[Edited for clarity]
The MyBrowserHistory website would allow you to tag the
history with keywords, to categorize your visited websites
with topics that you worked on, to put them into a hierarchy
tree, and would allow you to connect one website to another
associating them with context, and
it could tell which
website lead to which.
(...Perhaps checking where I came from may be done by
detecting if the website was reached by clicking a button or
link on another website. Is it possible for the browser to
detect this without inserting anything into the web page
code? )
You could see a group of websites with the repeated times
you visited them.
You could annotate with a remark about the website or
group of websites. and you can vote on the website's
usefullness and give a "weight" to each keyword.
In the app settings you could set rules of what not to save or
store, and you can show websites that are advertised and
perhaps were visited because of that.
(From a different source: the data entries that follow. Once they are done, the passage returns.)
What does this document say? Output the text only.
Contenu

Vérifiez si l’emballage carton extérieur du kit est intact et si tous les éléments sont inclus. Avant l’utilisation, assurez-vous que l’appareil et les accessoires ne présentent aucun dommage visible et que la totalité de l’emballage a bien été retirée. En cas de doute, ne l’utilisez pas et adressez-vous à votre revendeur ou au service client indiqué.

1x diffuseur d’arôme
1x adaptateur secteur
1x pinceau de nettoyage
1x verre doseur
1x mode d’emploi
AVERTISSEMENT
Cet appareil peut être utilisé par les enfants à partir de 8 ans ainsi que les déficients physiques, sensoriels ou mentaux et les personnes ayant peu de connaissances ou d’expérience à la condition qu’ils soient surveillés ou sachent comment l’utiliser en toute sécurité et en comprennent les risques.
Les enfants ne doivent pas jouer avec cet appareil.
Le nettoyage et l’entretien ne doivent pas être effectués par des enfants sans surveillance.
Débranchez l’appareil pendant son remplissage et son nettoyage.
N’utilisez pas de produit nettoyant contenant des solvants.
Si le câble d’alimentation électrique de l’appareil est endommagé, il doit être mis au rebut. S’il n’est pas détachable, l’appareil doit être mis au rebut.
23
So you can separate
them from your other content and delete them at will.
You can see websites revisited that were deleted in the past,
so they can be deleted again.
Then you can easily find what you did and what the context
was, sort sites by date visited and view when and how many
times you visited a site.
And since it's your data, you can save it many years back
(since you started using the app) and search by ranges of
dates and periods for that lost website you saw many years
ago, and what it lead you to then.
You can get a list of passive watched youtube vids during
which you were asleep or brain dead.
Then of course the results would be used for bettering our AI
and the next generation of searches and artificial speech.
Of course it will be secure and private, and people will sign
that they understand that their privacy may be hurt if
somehow the site is broken into or the information
compromised.
Its a site for people who aren't that uptight about their
privacy and use Google email and docs anyway.